The by-election was caused by the appointment of the sitting Coalition Liberal MP, Charles McCurdy as Minister of Food Control. [1] Under the Parliamentary rules of the day, McCurdy was required to resign his seat and fight a by-election.



The Northampton Liberals agreed to support McCurdy, although the mood in the association was reported as being strongly in favour of the maintenance of the Liberal Party as an independent political force and wary of any moves which might involve fusion with the Coalition Conservatives or the creation of a Centre Party. [2]


The Unionists agreed not to run a candidate against McCurdy in view of their party’s role in the Coalition government of David Lloyd George and the need to support Lloyd George “as the man who had guided the ship of state through the years of war into the calmer waters of peace”. [3]


The Labour Party chose as their candidate Mrs Margaret Bondfield. Mrs Bondfield was originally a textiles worker who became a trade union official for the Shop Assistants' Union. She was also a founder-member and an officer of the Women's Labour League. She went on to become one of the first women elected to Parliament for Labour and the Britain’s first female Cabinet Minister. [4]


Given Mc Curdy’s appointment the price of food was an early campaign issue with Labour attacking the government for high prices and McCurdy defending the actions of the Coalition in setting up a committee to investigate the price of food and the level of profits in the industry. [5] However McCurdy was able to counter Labour criticism by reminding voters that this was not an issue which the Parliamentary Labour Party had raised at all during 1919 and the policy of the government to use regulation to maintain and check prices was essentially the same approach that Labour had adopted. [6]

In her election address, Mrs Bondfield declared her support of a Capital levy on accumulated wealth, as opposed to indirect taxation, and the appointment of an International Economic Council to apportion supplies and credits according to need. She blamed British support for the White movement in the Russian Civil War for the high price of bread. She also supported the right of the Irish people to self-determination and independence from Britain. [7]
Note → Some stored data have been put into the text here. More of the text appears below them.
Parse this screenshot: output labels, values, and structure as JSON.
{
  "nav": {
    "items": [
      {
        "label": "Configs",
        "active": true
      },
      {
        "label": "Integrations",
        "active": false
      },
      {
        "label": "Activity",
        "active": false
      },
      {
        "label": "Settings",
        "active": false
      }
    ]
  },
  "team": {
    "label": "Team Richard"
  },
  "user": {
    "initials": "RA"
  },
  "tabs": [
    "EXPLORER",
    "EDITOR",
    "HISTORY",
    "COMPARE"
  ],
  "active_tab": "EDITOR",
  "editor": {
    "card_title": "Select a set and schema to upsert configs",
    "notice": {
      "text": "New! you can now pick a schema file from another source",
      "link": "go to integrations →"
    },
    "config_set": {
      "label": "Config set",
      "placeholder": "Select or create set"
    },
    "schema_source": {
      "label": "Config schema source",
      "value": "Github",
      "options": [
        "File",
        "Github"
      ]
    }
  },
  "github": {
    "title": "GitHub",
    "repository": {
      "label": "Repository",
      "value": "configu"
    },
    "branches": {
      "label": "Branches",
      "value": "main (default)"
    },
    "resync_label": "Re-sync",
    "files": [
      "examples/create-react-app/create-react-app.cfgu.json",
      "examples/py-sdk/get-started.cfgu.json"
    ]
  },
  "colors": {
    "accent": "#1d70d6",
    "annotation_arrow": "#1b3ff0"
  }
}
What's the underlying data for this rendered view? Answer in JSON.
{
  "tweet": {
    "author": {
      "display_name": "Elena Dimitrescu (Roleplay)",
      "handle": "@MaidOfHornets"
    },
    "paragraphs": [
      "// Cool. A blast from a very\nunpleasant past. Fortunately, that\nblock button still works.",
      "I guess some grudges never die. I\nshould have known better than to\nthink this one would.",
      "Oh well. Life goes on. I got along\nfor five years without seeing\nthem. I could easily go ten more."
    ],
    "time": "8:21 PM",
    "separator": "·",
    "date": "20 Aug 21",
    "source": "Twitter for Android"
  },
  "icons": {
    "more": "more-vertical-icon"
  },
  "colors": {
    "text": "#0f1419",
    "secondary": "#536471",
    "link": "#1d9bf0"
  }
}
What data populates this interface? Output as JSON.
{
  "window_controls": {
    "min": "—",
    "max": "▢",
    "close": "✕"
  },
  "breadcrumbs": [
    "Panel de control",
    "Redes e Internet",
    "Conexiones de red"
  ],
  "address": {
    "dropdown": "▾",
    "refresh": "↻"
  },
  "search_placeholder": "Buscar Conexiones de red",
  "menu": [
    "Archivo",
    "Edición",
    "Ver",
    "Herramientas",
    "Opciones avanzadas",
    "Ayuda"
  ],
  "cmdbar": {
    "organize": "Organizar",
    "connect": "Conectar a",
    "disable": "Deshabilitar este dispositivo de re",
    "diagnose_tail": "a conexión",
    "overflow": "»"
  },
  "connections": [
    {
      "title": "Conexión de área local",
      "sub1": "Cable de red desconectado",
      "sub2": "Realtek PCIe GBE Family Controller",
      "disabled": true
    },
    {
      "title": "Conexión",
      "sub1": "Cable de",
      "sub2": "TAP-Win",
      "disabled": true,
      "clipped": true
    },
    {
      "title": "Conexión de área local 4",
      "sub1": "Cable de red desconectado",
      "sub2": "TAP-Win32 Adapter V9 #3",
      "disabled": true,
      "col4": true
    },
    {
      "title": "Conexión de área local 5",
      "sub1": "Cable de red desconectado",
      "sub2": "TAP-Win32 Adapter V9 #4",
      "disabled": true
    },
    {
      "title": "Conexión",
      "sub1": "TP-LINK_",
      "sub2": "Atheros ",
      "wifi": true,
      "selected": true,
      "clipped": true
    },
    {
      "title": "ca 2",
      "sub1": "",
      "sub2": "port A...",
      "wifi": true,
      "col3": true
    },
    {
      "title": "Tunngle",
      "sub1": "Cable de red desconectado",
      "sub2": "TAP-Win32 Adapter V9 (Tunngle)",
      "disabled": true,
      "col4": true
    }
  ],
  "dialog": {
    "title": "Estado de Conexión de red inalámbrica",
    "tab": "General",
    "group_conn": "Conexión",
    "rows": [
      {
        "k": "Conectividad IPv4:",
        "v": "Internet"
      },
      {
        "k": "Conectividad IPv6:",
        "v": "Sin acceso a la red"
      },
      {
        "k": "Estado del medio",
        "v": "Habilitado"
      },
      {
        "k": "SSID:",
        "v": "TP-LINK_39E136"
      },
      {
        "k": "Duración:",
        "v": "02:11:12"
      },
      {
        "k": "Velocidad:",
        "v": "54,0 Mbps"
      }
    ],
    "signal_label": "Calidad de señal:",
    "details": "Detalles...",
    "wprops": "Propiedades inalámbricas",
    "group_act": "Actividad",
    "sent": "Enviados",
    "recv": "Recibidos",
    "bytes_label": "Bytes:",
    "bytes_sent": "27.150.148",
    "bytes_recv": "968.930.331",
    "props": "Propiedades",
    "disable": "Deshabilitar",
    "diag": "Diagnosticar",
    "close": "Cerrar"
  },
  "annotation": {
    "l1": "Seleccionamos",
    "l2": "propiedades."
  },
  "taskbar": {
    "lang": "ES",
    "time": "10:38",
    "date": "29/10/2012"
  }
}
In his election address, issued on 27 March 1920, McCurdy dealt exclusively with questions of food control and profiteering. He linked his appointment as Food Minister and the measures the government were taking with the issue of high prices. If he were re-elected, he argued, it would be a blow against the exploitation of the consumer and against the profiteer. In view of his personal commitment to the job, Labour was finding it hard to paint McCurdy as a friend of the profit-mongers. [8]

The result[edit]

McCurdy held his seat with a reduced majority (down to 3,371 from 7,275 at the 1918 general election and a reduced percentage of the poll (down to 55.6% from 62.7%). Labour had campaigned strongly. They had anticipated the appointment of McCurdy as a Minister and had adopted Mrs Bondfield in good time to begin nursing the constituency. They were well organised if some commentators felt their candidate’s sex was a disadvantage to their electoral prospects. [9] The by-election at Camberwell North West held on the previous day had also resulted in a Coalition Liberal hold by a newly appointed minister, Thomas James Macnamara against the challenge of a female Labour candidate, Miss Susan Lawrence. Although Lawrence was to go on to gain election to Parliament later and Mrs Bondfield's persistence in Northampton paid off at the 1923 election, the failure of two women candidates in by-elections at the same time was a setback to the adoption of female candidates. [10]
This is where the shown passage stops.